Tokyo 2021 Firmly in View for Canadian Archers
Archery Canada’s Olympic program completed a 5-day camp in Ontario’s Cambridge and Kitchener area at the end of January. The camp was held under an Ontario government exemption to enable ongoing team training in preparation for the Tokyo Olympic Games and the continuing qualification process. The camp was attended by 13 athletes and 4 staff supported by multiple, rigorous safety protocols and a process that included a lengthy pre-camp routine and the completion of two separate Covid tests over 4 days prior to the start of the camp.
“We are grateful for the privilege of being able to prepare for the Olympics while in lockdown,” said Alan Brahmst, Archery Canada’s High Performance Advisor. “This was made possible by establishing sophisticated hygiene and safety protocols and a close-knit testing and monitoring system.” The support of many different parties and partners, including the financial support of the Government of Canada, and the support of the Public Health Authority, the city of Cambridge, the Region of Waterloo, the Cambridge Hotel and Conference Centre, the YMCA, the ComDev training facility, and the Canadian Sport Institute Ontario was tremendous.
The program’s ability to create a training camp environment, which generated quality competition under pressure, is critically important in the preparation for the ongoing Tokyo qualification process. Along with the Paralympic program, the Recurve women are currently scheduled to compete in Mexico for Continental Olympic quota spots starting March 21st, or less than 8 weeks from now.

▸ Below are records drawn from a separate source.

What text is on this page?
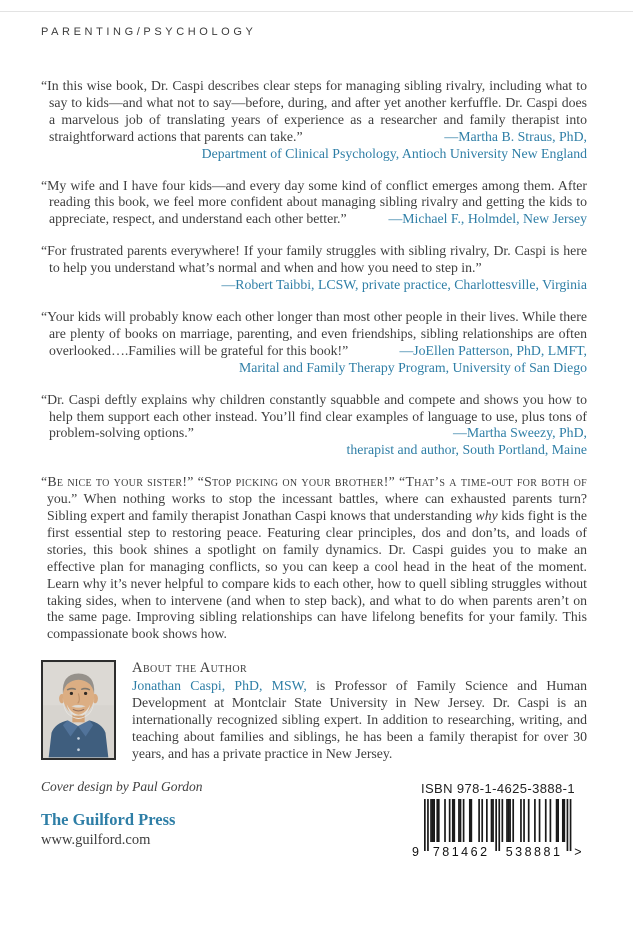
PARENTING/PSYCHOLOGY

“In this wise book, Dr. Caspi describes clear steps for managing sibling rivalry, including what to say to kids—and what not to say—before, during, and after yet another kerfuffle. Dr. Caspi does a marvelous job of translating years of experience as a researcher and family therapist into straightforward actions that parents can take.”	—Martha B. Straus, PhD,

Department of Clinical Psychology, Antioch University New England

“My wife and I have four kids—and every day some kind of conflict emerges among them. After reading this book, we feel more confident about managing sibling rivalry and getting the kids to appreciate, respect, and understand each other better.”	—Michael F., Holmdel, New Jersey

“For frustrated parents everywhere! If your family struggles with sibling rivalry, Dr. Caspi is here to help you understand what’s normal and when and how you need to step in.”
—Robert Taibbi, LCSW, private practice, Charlottesville, Virginia

“Your kids will probably know each other longer than most other people in their lives. While there are plenty of books on marriage, parenting, and even friendships, sibling relationships are often overlooked….Families will be grateful for this book!”	—JoEllen Patterson, PhD, LMFT,

Marital and Family Therapy Program, University of San Diego

“Dr. Caspi deftly explains why children constantly squabble and compete and shows you how to help them support each other instead. You’ll find clear examples of language to use, plus tons of problem-solving options.”	—Martha Sweezy, PhD,

therapist and author, South Portland, Maine

“Be nice to your sister!” “Stop picking on your brother!” “That’s a time-out for both of you.” When nothing works to stop the incessant battles, where can exhausted parents turn? Sibling expert and family therapist Jonathan Caspi knows that understanding why kids fight is the first essential step to restoring peace. Featuring clear principles, dos and don’ts, and loads of stories, this book shines a spotlight on family dynamics. Dr. Caspi guides you to make an effective plan for managing conflicts, so you can keep a cool head in the heat of the moment. Learn why it’s never helpful to compare kids to each other, how to quell sibling struggles without taking sides, when to intervene (and when to step back), and what to do when parents aren’t on the same page. Improving sibling relationships can have lifelong benefits for your family. This compassionate book shows how.

About the Author

Jonathan Caspi, PhD, MSW, is Professor of Family Science and Human Development at Montclair State University in New Jersey. Dr. Caspi is an internationally recognized sibling expert. In addition to researching, writing, and teaching about families and siblings, he has been a family therapist for over 30 years, and has a private practice in New Jersey.

Cover design by Paul Gordon
The Guilford Press
www.guilford.com
ISBN 978-1-4625-3888-1
9 781462 538881 >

“Under the conditions, this was anything but a normal training camp for our group. I am glad to see how everyone executed our protocols and demonstrated collective accountability to keep our environment protected,” according to Shawn Riggs, Recurve National Coach. “We have an obligation to prepare ourselves as best as possible for the year ahead and this was a key component of that preparation – we learned a lot. From a competitive point of view, we saw some strong results and had 4 men over 670 and 6 men over 660, which is something we have not seen. It is an indicator that we are building a broader group in the men’s team, which can be competitive at the world level. Although our Arrow Average in match and team round play was not quite where it needed to be, it was a good assessment of where our men’s team is positioned coming out of a months long environment that saw restricted training opportunities.”
As one of the 4 women in the camp, Virginie Chenier felt good about the event and commented “while Mariessa & myself had to also manage through intra-provincial travel and an additional 4-day quarantine in the hotel before the start, this was a great opportunity for the 4 women to come together to compete and also just to train with a larger group – everybody has been missing this, and once everybody received their second test result from the CSIO, we were able to somewhat get back to normal over 5 days of quality training and competing.”
The program’s next projects include a men’s selection camp in February and again in March, the continental qualifier for the women, and then the start of the World Cup season currently scheduled for April in Guatemala. Archery Canada would like to thank all the partners who supported this camp.